In evaluating the marketing effectiveness of company after company, I see marketing programs that are just not producing adequate returns. As a result, CMOs are turning over and agencies are being churned in a search for new leadership and new ideas. But few companies are making progress; their changes remain mostly superficial. They may rearrange the chairs, but it is generally the same people who are recycled from role to role and agency to agency, working in the same basic system. The effectiveness of marketing overall is still hit-or-miss, the result of the occasional executional home run, rather than consistent strategy or an integrated planning process. To avoid a sinking feeling:

>> Discard the outdated notion of mass marketing. Instead, re-evaluate approaches to segmentation, targeting and positioning. Marketers must embrace a more flexible and adaptive concept that allows a brand to communicate different facets of its selling proposition depending on the target - and where that target is - in the decision process. Digital media supports this sort of needs-based micro-targeting, but too often marketers haven't developed the variety of messages needed to most effectively address behavioral targets.

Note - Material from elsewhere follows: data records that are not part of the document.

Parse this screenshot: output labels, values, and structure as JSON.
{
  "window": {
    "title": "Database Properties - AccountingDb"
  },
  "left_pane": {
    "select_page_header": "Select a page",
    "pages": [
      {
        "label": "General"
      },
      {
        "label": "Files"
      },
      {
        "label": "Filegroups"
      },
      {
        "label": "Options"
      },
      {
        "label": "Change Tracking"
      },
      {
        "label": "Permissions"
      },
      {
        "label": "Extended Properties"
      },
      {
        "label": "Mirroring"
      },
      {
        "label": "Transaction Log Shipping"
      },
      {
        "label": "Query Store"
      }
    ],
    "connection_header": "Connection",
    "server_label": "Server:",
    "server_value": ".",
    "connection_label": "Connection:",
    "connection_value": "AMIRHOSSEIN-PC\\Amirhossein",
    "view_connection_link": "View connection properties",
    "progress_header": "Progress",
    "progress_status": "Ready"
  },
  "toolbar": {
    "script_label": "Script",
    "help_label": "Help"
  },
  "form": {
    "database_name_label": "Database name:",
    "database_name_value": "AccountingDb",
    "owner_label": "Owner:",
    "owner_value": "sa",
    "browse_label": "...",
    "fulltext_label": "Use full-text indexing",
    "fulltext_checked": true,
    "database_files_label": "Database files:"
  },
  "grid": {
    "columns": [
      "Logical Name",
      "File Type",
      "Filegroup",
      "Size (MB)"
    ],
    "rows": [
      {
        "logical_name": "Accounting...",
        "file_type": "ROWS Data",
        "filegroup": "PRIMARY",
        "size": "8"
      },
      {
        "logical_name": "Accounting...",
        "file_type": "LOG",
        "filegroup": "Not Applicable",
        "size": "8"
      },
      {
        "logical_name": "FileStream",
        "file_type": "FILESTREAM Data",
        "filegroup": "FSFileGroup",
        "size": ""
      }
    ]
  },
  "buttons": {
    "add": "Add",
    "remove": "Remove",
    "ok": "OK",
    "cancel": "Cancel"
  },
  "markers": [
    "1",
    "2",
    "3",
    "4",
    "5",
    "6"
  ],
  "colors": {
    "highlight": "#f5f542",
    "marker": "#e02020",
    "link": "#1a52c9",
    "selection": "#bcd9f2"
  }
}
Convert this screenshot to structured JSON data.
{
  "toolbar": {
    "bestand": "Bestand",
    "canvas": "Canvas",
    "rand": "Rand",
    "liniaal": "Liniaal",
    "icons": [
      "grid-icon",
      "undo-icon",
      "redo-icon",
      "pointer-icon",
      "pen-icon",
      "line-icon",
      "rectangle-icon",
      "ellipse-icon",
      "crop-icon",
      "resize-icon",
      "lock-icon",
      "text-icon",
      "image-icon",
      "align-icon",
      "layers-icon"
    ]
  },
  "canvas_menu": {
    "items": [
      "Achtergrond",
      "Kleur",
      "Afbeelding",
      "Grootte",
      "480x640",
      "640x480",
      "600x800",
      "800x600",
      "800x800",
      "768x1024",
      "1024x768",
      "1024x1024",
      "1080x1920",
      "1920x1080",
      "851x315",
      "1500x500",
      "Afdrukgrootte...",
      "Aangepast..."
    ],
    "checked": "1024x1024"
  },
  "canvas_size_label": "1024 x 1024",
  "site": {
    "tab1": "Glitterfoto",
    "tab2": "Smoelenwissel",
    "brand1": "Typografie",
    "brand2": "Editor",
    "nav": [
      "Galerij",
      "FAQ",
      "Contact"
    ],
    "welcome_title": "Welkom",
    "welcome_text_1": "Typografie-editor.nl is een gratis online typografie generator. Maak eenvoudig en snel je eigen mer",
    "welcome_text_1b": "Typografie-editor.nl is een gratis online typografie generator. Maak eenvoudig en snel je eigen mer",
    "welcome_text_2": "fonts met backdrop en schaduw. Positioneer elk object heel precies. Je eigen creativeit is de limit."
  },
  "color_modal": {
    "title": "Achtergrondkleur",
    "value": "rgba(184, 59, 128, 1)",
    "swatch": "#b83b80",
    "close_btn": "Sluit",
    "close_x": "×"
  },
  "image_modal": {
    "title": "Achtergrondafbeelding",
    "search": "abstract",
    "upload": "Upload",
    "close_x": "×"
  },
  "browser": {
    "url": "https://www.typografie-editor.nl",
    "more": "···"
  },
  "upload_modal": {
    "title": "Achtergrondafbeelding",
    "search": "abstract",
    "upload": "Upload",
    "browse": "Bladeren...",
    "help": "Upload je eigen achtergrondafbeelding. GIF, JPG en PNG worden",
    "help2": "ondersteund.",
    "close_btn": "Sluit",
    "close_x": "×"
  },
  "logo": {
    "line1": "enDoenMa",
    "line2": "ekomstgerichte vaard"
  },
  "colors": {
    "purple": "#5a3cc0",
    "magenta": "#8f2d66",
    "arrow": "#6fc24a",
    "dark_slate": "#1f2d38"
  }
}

>> Hire a marketing strategy firm that has strong project management skills and charge them to develop overall strategy based on the new segmentation, and to provide a "communications blueprint" for the various agencies to follow as they develop creative assets. Then let the strategy firm manage the overall process. Agencies cannot do this on their own. Because capabilities are siloed, they also lack broad project management capabilities. Marketers should expect outstanding creative execution from agencies, not cross-agency coordination. Stop expecting agencies to deliver capabilities that they do not have.

>> Start making decisions based on quantitative methods, rather than gut judgment. In a world of micro-targets and fragmented media, there are too many points of communication with too many possible messages to manage without quantitative support. Advanced modeling techniques supported by automated optimization engines will consistently deliver better decisions. Get over the fear of the black box, understand it, and use it.

>> Embrace financial accountability. Build a partnership with finance, and together make it a priority to measure and justify marketing expenditures based on financial returns. Yes, this is harder than it sounds. It requires sweat investment as well as funding. It requires new skills and cultural change up and down the marketing organization. But if marketing's overriding mission is to drive growth, then budgets must be justified in those terms. Companies like Avon have followed this path to larger marketing budgets and accelerated growth.

Are marketers really prepared to radically restructure their approach to brand positioning? Do they have the skills to succeed in a quantitatively driven environment? Can they learn to speak finance? Based on an Association of National Advertisers' 2007 marketing accountability study, not just yet.

But the change is coming, and it will be led by a new CMO. Executive search firm SpencerStuart recently heralded the death of "the advertising CMO." It profiled the new CMO as a "chief growth officer" with a "hard-nosed venture capital perspective" who demonstrates "financial discipline and investment smarts." Unfortunately, there is not yet enough talent that fills this description, as 50 percent of current CMO openings have been open more than a year.

CEOs will wait for the CMO candidate who can champion this prescription for marketing success, rather than just rearrange the chairs hoping for different results.